How old is she? My DD is 10 and if her DF is asleep after working nights and I have to go to work then I take her to a family member to be looked after. I worry about her falling downstairs or choking on sweets. Her DF thinks I'm mad.
I think you're a bit mad as well. I have a 10yo and they have to learn independance sometime. I'm assuming they don't generally choke on sweets or fall down to the stairs?
DancesWithTortoises · 10/08/2021 11:24

Wake him up. He'll cope.

Plumtree391 · 10/08/2021 11:26

Oh I see she is eight, not ten. From where did I get 10? Never mind. I'm sure she will be fine, most kids of her age are OK to do things on their own if a parent is asleep.

audweb · 10/08/2021 11:26

I’m a single parent. I have sometimes napped in the afternoon with my 8 year old in the house, with instructions to wake me if needed. Not sure how this is any different, and also there’s nothing wrong with it. They’re old enough to do that with.

godmum56 · 10/08/2021 11:29

For me the difference is that he won't know she is there. Going for a nap and KNOWING that you are responsible for a child is different from going for a nap and believing that you are alone in the house.

GeorgiaGirl52 · 10/08/2021 11:30

@helpfulperson

If she is old enough to get up at 6am and play on the computer while you sleep she old enough to wake her dad up if necessarily.
This, absolutely. He is in the house with her. If bears attack she can wake him up.
LH1987 · 10/08/2021 11:30

If you feel uncomfortable at all, it’s your instinct telling you not to. So I wouldn’t do it.

MsHedgehog · 10/08/2021 11:30

If he is, you tell him he needs to wake up and deal with his child and if he doesn’t like it he should have managed his work time better

Ah yes, God forbid anyone has highly demanding jobs, tight deadlines, client expectations, etc etc...

What a stupid comment!

illuyankas · 10/08/2021 11:31

I think it's totally fine. She is 8, she can look after herself for 2 hours, especially adult in the house even though he's sleeping. If some kind of emergency happens, he would get up.

Capricornandproud · 10/08/2021 11:35

@NailsNeedDoing

Is your DP their Dad?

If he is, you tell him he needs to wake up and deal with his child and if he doesn’t like it he should have managed his work time better.

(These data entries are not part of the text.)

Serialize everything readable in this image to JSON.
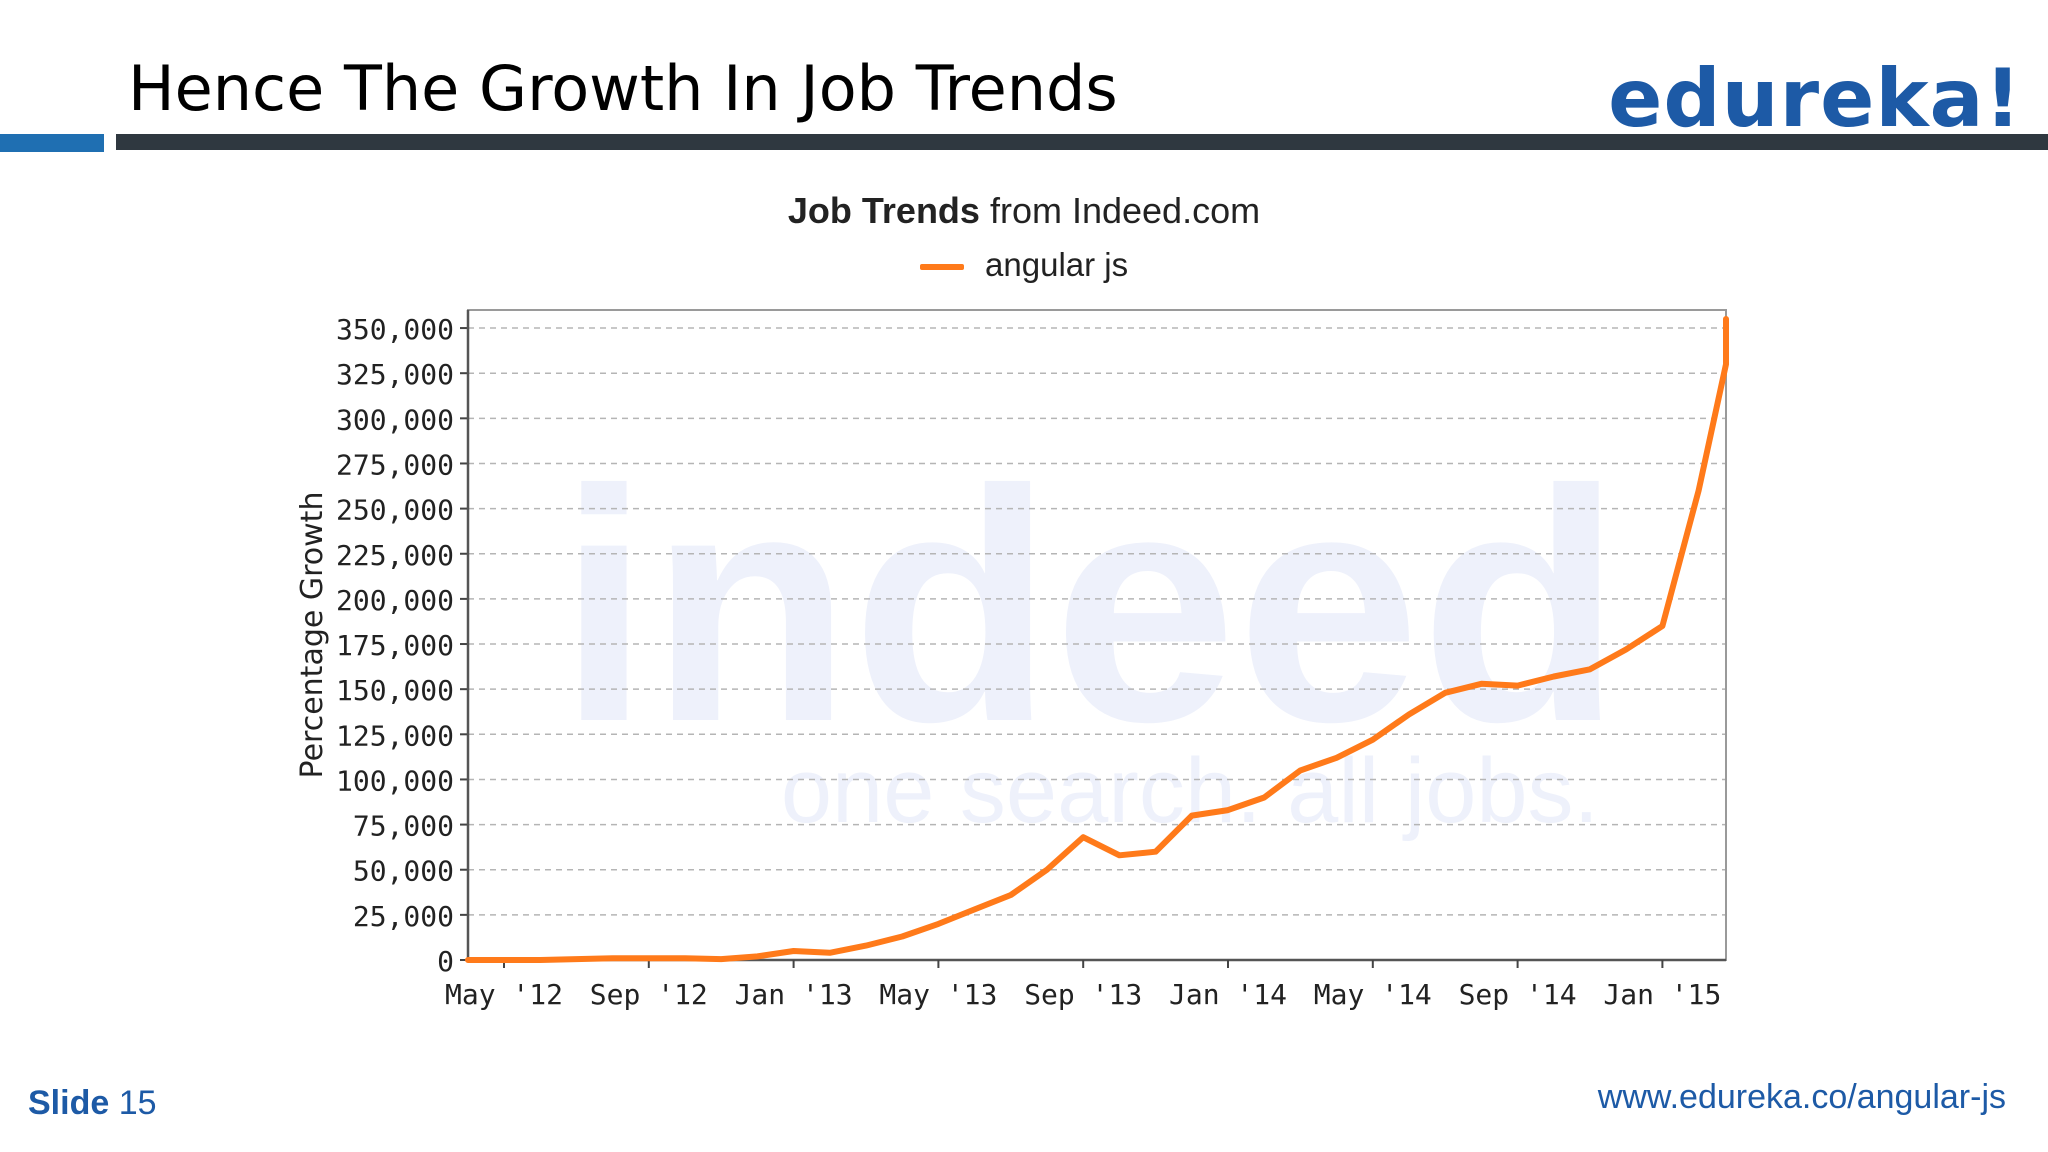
{
  "slide": {
    "title": "Hence The Growth In Job Trends",
    "logo_text": "edureka!",
    "slide_label": "Slide",
    "slide_number": "15",
    "url": "www.edureka.co/angular-js"
  },
  "colors": {
    "brand_blue": "#1d5aa6",
    "rule_dark": "#2f3840",
    "series_orange": "#ff7a1a",
    "grid": "#b5b5b5"
  },
  "chart_data": {
    "type": "line",
    "title_bold": "Job Trends",
    "title_rest": "from Indeed.com",
    "ylabel": "Percentage Growth",
    "xlabel": "",
    "ylim": [
      0,
      360000
    ],
    "grid": true,
    "legend_position": "top-center",
    "watermark": [
      "indeed",
      "one search. all jobs."
    ],
    "x_tick_labels": [
      "May '12",
      "Sep '12",
      "Jan '13",
      "May '13",
      "Sep '13",
      "Jan '14",
      "May '14",
      "Sep '14",
      "Jan '15"
    ],
    "y_tick_labels": [
      "0",
      "25,000",
      "50,000",
      "75,000",
      "100,000",
      "125,000",
      "150,000",
      "175,000",
      "200,000",
      "225,000",
      "250,000",
      "275,000",
      "300,000",
      "325,000",
      "350,000"
    ],
    "series": [
      {
        "name": "angular js",
        "color": "#ff7a1a",
        "points": [
          [
            "2012-04",
            0
          ],
          [
            "2012-05",
            0
          ],
          [
            "2012-06",
            0
          ],
          [
            "2012-07",
            500
          ],
          [
            "2012-08",
            1000
          ],
          [
            "2012-09",
            1000
          ],
          [
            "2012-10",
            1000
          ],
          [
            "2012-11",
            500
          ],
          [
            "2012-12",
            2000
          ],
          [
            "2013-01",
            5000
          ],
          [
            "2013-02",
            4000
          ],
          [
            "2013-03",
            8000
          ],
          [
            "2013-04",
            13000
          ],
          [
            "2013-05",
            20000
          ],
          [
            "2013-06",
            28000
          ],
          [
            "2013-07",
            36000
          ],
          [
            "2013-08",
            50000
          ],
          [
            "2013-09",
            68000
          ],
          [
            "2013-10",
            58000
          ],
          [
            "2013-11",
            60000
          ],
          [
            "2013-12",
            80000
          ],
          [
            "2014-01",
            83000
          ],
          [
            "2014-02",
            90000
          ],
          [
            "2014-03",
            105000
          ],
          [
            "2014-04",
            112000
          ],
          [
            "2014-05",
            122000
          ],
          [
            "2014-06",
            136000
          ],
          [
            "2014-07",
            148000
          ],
          [
            "2014-08",
            153000
          ],
          [
            "2014-09",
            152000
          ],
          [
            "2014-10",
            157000
          ],
          [
            "2014-11",
            161000
          ],
          [
            "2014-12",
            172000
          ],
          [
            "2015-01",
            185000
          ],
          [
            "2015-02",
            260000
          ],
          [
            "2015-03",
            330000
          ],
          [
            "2015-04",
            355000
          ],
          [
            "2015-05",
            353000
          ]
        ]
      }
    ]
  }
}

If he isn’t, you just tell your dd and ds that they have to go together, they are children, they don’t get a choice, and you don’t owe them an explanation other than ‘it’s not possible for you to stay at home today because there is no one to look after you’.

This!
DoucheCanoe · 10/08/2021 11:35

I was up through the night and have a long shift at work tonight so I've slept in this morning.

DH left for work at 7.30am - I can hear my 8 year old pottering downstairs quite happily.

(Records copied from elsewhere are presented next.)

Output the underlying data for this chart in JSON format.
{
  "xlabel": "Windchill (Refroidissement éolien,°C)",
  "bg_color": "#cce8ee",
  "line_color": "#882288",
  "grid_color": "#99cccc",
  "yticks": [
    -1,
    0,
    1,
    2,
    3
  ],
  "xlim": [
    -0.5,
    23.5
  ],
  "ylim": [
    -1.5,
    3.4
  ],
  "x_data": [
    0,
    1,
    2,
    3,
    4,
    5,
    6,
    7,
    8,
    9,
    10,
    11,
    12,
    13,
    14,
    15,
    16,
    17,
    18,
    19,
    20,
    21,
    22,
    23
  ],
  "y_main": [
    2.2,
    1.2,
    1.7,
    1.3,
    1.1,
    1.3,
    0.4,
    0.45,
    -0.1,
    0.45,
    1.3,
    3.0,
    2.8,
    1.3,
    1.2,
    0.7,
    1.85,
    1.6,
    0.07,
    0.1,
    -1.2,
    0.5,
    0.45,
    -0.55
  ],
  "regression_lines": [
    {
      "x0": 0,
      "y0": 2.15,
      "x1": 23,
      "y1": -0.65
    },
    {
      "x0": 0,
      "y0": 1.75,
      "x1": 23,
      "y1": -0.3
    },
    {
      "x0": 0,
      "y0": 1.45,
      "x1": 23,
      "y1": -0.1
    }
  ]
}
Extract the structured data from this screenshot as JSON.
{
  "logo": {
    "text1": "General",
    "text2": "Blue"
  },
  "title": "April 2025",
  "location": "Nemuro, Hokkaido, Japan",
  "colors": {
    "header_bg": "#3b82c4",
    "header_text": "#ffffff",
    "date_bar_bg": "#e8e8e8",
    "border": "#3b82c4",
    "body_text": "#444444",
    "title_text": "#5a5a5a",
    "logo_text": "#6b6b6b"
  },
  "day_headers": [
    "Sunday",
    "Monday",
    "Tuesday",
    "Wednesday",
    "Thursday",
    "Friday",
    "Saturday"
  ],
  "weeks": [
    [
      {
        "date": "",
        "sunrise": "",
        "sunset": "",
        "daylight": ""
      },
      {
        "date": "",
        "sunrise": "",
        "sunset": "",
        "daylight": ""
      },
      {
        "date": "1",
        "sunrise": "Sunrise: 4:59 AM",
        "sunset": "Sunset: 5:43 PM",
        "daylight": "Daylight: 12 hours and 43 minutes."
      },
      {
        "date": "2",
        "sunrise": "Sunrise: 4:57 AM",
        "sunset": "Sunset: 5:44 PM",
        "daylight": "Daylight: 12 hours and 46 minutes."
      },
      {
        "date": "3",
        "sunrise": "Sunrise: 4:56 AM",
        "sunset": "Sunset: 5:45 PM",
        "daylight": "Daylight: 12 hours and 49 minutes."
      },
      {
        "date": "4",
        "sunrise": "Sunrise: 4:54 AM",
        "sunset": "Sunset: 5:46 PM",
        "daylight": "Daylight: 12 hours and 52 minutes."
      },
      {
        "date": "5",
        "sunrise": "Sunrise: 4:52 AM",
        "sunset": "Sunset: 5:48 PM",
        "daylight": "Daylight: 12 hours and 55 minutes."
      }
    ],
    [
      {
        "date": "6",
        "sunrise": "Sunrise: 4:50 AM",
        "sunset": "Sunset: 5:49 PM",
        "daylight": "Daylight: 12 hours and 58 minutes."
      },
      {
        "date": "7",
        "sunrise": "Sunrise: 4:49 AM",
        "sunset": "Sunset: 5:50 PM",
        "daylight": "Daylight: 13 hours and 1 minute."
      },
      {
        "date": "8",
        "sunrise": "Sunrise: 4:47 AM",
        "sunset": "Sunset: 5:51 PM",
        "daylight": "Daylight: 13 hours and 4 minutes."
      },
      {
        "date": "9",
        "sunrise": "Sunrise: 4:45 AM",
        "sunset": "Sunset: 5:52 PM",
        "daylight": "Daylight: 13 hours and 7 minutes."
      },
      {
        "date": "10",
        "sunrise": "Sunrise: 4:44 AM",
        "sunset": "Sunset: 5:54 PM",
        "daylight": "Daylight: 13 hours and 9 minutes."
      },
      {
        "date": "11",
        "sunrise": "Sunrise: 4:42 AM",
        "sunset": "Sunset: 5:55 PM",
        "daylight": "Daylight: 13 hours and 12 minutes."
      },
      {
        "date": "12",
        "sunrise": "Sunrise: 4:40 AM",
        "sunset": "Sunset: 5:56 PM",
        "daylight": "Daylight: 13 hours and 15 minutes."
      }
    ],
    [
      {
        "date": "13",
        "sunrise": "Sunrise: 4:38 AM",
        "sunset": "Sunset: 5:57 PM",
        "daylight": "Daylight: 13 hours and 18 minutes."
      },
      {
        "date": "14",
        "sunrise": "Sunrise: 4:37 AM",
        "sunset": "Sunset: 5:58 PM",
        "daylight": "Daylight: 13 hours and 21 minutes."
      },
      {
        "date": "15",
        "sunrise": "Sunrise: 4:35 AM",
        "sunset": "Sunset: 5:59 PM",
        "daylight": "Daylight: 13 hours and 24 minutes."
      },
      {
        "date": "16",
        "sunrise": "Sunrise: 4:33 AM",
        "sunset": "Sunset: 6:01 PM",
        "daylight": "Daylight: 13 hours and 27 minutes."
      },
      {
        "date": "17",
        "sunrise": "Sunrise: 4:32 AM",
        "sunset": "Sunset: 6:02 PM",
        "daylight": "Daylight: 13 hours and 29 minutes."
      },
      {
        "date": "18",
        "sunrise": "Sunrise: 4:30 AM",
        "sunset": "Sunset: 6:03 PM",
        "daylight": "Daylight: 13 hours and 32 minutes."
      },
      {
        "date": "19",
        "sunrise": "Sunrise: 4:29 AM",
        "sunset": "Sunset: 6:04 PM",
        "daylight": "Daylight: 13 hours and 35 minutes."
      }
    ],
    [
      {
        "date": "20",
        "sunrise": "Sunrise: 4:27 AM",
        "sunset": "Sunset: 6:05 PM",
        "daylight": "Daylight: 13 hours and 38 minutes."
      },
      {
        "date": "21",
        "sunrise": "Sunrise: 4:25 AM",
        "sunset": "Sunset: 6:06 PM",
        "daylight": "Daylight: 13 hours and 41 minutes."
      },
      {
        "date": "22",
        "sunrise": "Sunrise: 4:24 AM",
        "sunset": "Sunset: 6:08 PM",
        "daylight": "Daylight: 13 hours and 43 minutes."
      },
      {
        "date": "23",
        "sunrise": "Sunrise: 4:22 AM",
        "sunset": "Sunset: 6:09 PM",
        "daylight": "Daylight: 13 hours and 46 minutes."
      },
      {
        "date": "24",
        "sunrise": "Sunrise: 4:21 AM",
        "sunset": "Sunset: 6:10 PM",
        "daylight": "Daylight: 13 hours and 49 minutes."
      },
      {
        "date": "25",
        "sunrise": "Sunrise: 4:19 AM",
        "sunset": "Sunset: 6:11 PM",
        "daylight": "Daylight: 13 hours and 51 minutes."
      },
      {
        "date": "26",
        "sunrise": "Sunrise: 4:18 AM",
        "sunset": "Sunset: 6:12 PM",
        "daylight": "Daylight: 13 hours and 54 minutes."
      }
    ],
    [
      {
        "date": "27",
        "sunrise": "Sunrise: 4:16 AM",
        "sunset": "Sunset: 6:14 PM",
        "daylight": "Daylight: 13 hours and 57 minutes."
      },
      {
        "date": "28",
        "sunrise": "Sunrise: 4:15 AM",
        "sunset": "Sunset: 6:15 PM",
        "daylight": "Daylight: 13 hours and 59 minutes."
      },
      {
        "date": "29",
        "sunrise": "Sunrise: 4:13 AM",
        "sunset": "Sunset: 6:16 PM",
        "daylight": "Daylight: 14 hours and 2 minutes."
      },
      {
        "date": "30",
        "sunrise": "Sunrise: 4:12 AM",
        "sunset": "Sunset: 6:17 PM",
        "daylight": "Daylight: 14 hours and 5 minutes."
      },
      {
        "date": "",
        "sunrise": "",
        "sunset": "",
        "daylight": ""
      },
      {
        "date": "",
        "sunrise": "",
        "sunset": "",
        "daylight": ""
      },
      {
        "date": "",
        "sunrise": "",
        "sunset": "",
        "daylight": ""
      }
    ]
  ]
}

As long as she knows to wake him and not to fuck about with the oven or something then I wouldn't think twice tbh.

LuxOlente · 10/08/2021 11:46

It shouldn't even be a question. You, as a parent, should naturally want to bring your child with you where she is safe and supervised, rather than leave her alone with a sleeping adult who cannot supervise her.

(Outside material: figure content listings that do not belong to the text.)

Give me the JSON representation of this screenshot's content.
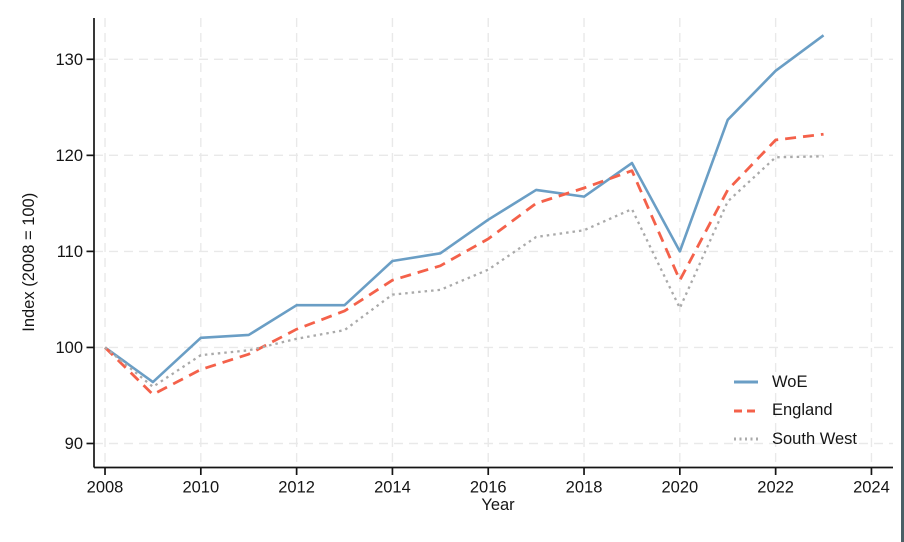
{
  "page": {
    "background": "#FFFFFF",
    "right_edge_bar_color": "#4A6066"
  },
  "colors": {
    "axis": "#151515",
    "tick_text": "#151515",
    "grid": "#E9E9E9"
  },
  "chart_data": {
    "type": "line",
    "title": "",
    "xlabel": "Year",
    "ylabel": "Index (2008 = 100)",
    "grid": true,
    "legend_position": "bottom-right-inside",
    "x_ticks": [
      2008,
      2010,
      2012,
      2014,
      2016,
      2018,
      2020,
      2022,
      2024
    ],
    "y_ticks": [
      90,
      100,
      110,
      120,
      130
    ],
    "xlim": [
      2007.77,
      2024.45
    ],
    "ylim": [
      87.5,
      134.3
    ],
    "x": [
      2008,
      2009,
      2010,
      2011,
      2012,
      2013,
      2014,
      2015,
      2016,
      2017,
      2018,
      2019,
      2020,
      2021,
      2022,
      2023
    ],
    "series": [
      {
        "name": "WoE",
        "color": "#6A9EC5",
        "style": "solid",
        "values": [
          100,
          96.4,
          101.0,
          101.3,
          104.4,
          104.4,
          109.0,
          109.8,
          113.3,
          116.4,
          115.7,
          119.2,
          110.0,
          123.7,
          128.8,
          132.5
        ]
      },
      {
        "name": "England",
        "color": "#F4614A",
        "style": "dashed",
        "values": [
          100,
          95.1,
          97.7,
          99.3,
          101.9,
          103.8,
          107.0,
          108.5,
          111.3,
          115.0,
          116.6,
          118.4,
          107.0,
          116.4,
          121.6,
          122.2
        ]
      },
      {
        "name": "South West",
        "color": "#AAAAAA",
        "style": "dotted",
        "values": [
          100,
          95.9,
          99.2,
          99.7,
          100.9,
          101.8,
          105.5,
          106.0,
          108.1,
          111.5,
          112.2,
          114.4,
          104.1,
          115.2,
          119.8,
          119.9
        ]
      }
    ]
  }
}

You don't have to 'think' about it, any more than you have to 'think' about whether to feed them. You should have a natural instinct that the child needs caring for, so you bring her with you. You don't override that by logically coming up with reasons you can leave her by herself.

KatharinaRosalie · 10/08/2021 11:51

he needs to wake up and deal with his child

Why? I have an 8 year old, they are perfectly capable of managing by themselves and don't need constant supervision. Parent is there in case of an emergency.

DinosaurDiana · 10/08/2021 11:53

As long as he knows she’s there, and she knows not to open the front door etc, it’s fine.

50ShadesOfCatholic · 10/08/2021 11:54

I wouldn't have left her. There's all the time in the world to leave them when they're older, don't do it when they're so little.

mam0918 · 10/08/2021 11:57

As a toddler my single mother would black out from exaustion of working constant long days... I manage to not die, by 8 we would go out and play in the fields and woods without our parents (far more dangers there than sat at my computer desk).

I have fallen asleep on the sofa before (only human after all) and my toddler has been fine (cant access anything dangerous anyway as the house is baby proofed).

An average 8 year old in a house with an adult (even one asleep) should be absoloutly fine.